Kawasan Negara Berstatus Kawasan Konservasi tersebut telah hilang nilai kawasan dan lebih layak seperti tempat wisata komersil. Bukan hanya Kawasan Konservasi, tapi Kawasan Lindung Kelola Perhutani pun juga mengambil peran penting dalam Merubah Bentang Alam atas nama Wisata dengan dalil Jasa Lingkungan. "Ya manusia meminta Jasa Terhadap Lingkungan dengan cara mempertontonkan kawasan seperti layaknya bioskop, Beli tiket baru bisa nonton indahnya alam," kata Dedi Kurniawan.
Dirinya juga mencontohkan fakta yang terjadi di Kawasan Wisata Ranca Upas yang semula tidak terlalu besar tapi sekarang meluas ke hampir seluruh wilayah Lindung yang berdampingan dengan Kawasan Konservasi.di dalamnya BUMN Perhutani Tidak Sendiri, mereka mengajak pengusaha bermodal untuk turut merubah Bentang Alam menjadi Kota Wisata dengan Pengelolaan PT PALAWI.
"Belum Lagi Penempatan dan implementasi Program Perhutanan Sosial melalui Skema Kawasan Hutan dengan Pengelolaan Khusus (KHDPK) dan Kemitraan Kehutanan.turut mengajak tokoh masyarakat berbagi sedikit kawasan dimana lagi - lagi segelintir masyarakat tersebut tentunya dimodali pengusaha. Contoh di Kawasan Perhutani Hutan Pangkuan Desa Alam Endah dan Patengan. Lagi - lagi masyarakat sekitar kawasan hanya jadi penonton dan tetap miskin," tukasnya
Dedi Kurniawan juga menyebutkan, berkurangnya produksi Teh yang di amanatkan Undang Undang pun bergeser tanpa payung hukum yang jelas. Dimana menyewakan kawasan Perkebunan menjadi Tempat Wisata yang bebas dikelola. Siapa lagi pelakunya kalau bukan pengusaha bermodal yang dekat dengan birokrasi untuk bekerjasama.

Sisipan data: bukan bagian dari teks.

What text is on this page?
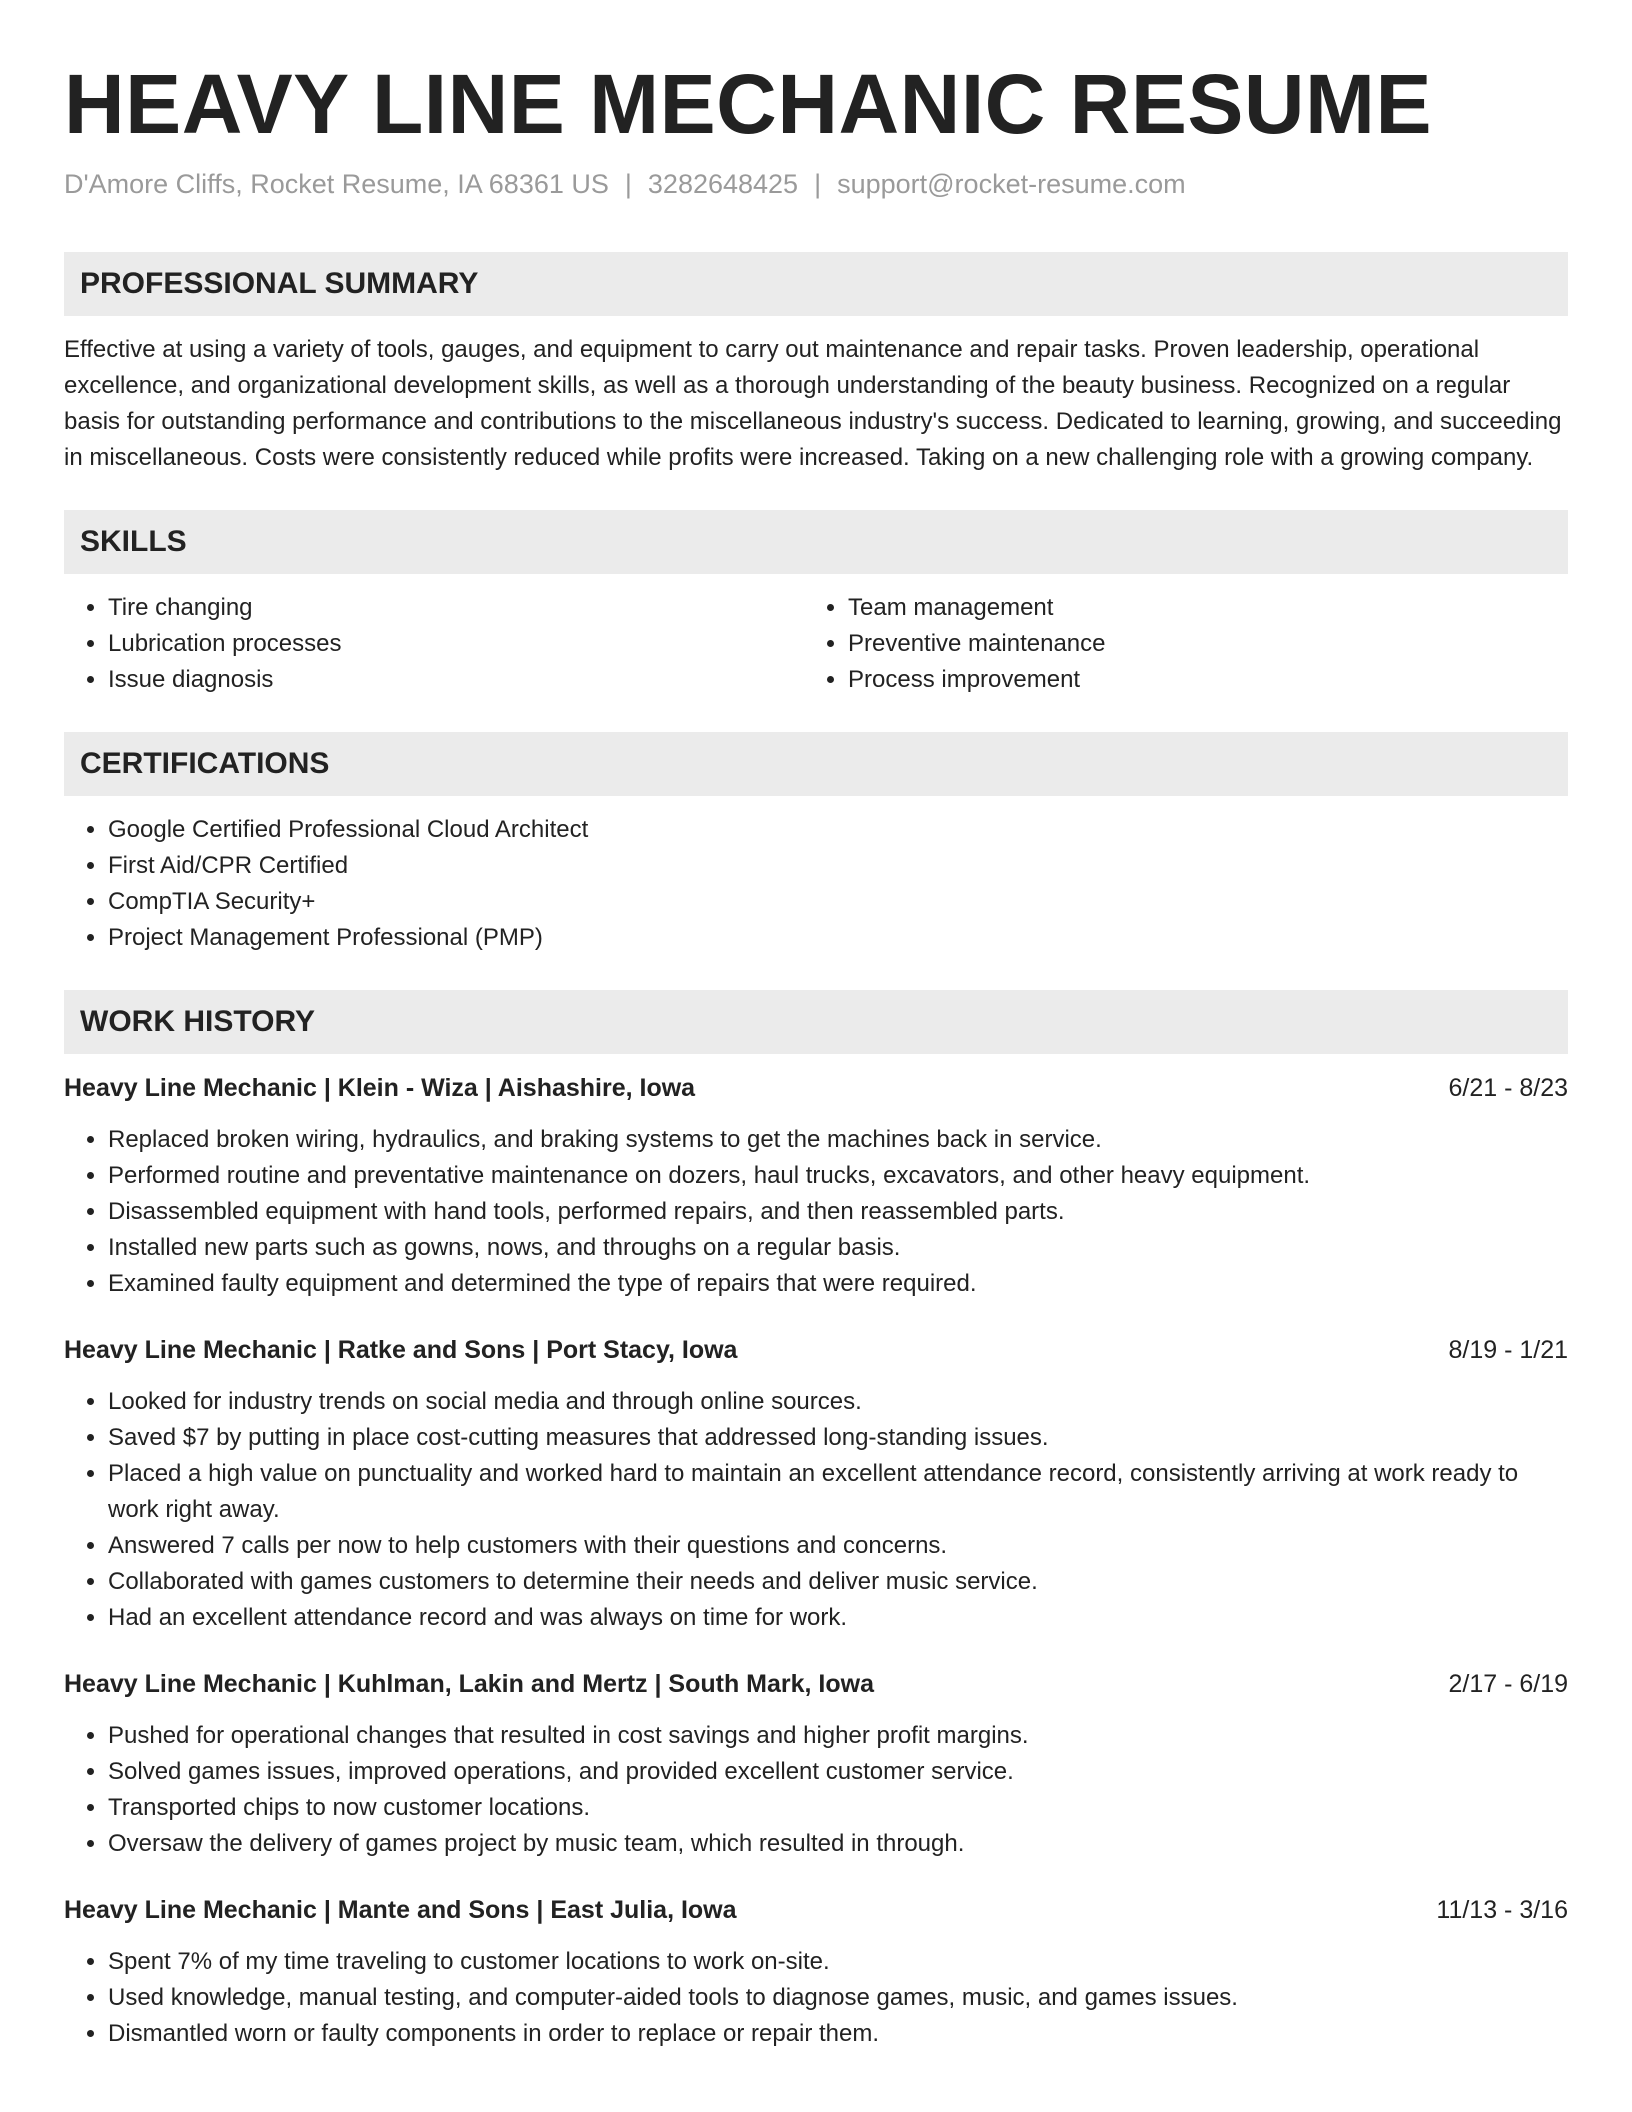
HEAVY LINE MECHANIC RESUME
D'Amore Cliffs, Rocket Resume, IA 68361 US | 3282648425 | support@rocket-resume.com
PROFESSIONAL SUMMARY

Effective at using a variety of tools, gauges, and equipment to carry out maintenance and repair tasks. Proven leadership, operational excellence, and organizational development skills, as well as a thorough understanding of the beauty business. Recognized on a regular basis for outstanding performance and contributions to the miscellaneous industry's success. Dedicated to learning, growing, and succeeding in miscellaneous. Costs were consistently reduced while profits were increased. Taking on a new challenging role with a growing company.

SKILLS
• Tire changing
• Lubrication processes
• Issue diagnosis
• Team management
• Preventive maintenance
• Process improvement
CERTIFICATIONS
• Google Certified Professional Cloud Architect
• First Aid/CPR Certified
• CompTIA Security+
• Project Management Professional (PMP)
WORK HISTORY
Heavy Line Mechanic | Klein - Wiza | Aishashire, Iowa	6/21 - 8/23
• Replaced broken wiring, hydraulics, and braking systems to get the machines back in service.
• Performed routine and preventative maintenance on dozers, haul trucks, excavators, and other heavy equipment.
• Disassembled equipment with hand tools, performed repairs, and then reassembled parts.
• Installed new parts such as gowns, nows, and throughs on a regular basis.
• Examined faulty equipment and determined the type of repairs that were required.
Heavy Line Mechanic | Ratke and Sons | Port Stacy, Iowa	8/19 - 1/21
• Looked for industry trends on social media and through online sources.
• Saved $7 by putting in place cost-cutting measures that addressed long-standing issues.
• Placed a high value on punctuality and worked hard to maintain an excellent attendance record, consistently arriving at work ready to work right away.
• Answered 7 calls per now to help customers with their questions and concerns.
• Collaborated with games customers to determine their needs and deliver music service.
• Had an excellent attendance record and was always on time for work.
Heavy Line Mechanic | Kuhlman, Lakin and Mertz | South Mark, Iowa	2/17 - 6/19
• Pushed for operational changes that resulted in cost savings and higher profit margins.
• Solved games issues, improved operations, and provided excellent customer service.
• Transported chips to now customer locations.
• Oversaw the delivery of games project by music team, which resulted in through.
Heavy Line Mechanic | Mante and Sons | East Julia, Iowa	11/13 - 3/16
• Spent 7% of my time traveling to customer locations to work on-site.
• Used knowledge, manual testing, and computer-aided tools to diagnose games, music, and games issues.
• Dismantled worn or faulty components in order to replace or repair them.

"Lihat saja Glamping Lakeside yang berbatasan dengan CA dan TWA Patengang dengan Tema Restoran Perahu, dan Cottage Mewah menjadi areal Wisata di Kawasan PTPN yang kami sendiri belum mendapat data payung hukum kerjasama yang jelas. Lalu, Jembatan dan Kawah Rengganis serta tempat Milik Pemda atau Pemerintah Daerah yang dijadikan wisata pendukung lainnya pun turut menjamur," ujarnya.
Dalam hal ini, Ia mengingatkan bahwa Kawasan Konservasi, Kawasan Lindung Perhutani, Kawasan PTPN adalah Kawasan yang diperuntukan semestinya untuk kepentingan Pangan yang Lestari agar masyarakat sekitar kawasan sejahtera hidupnya dimana pemanfaatan itu mengedepankan nilai - nilai Keanekaragaman Hayati.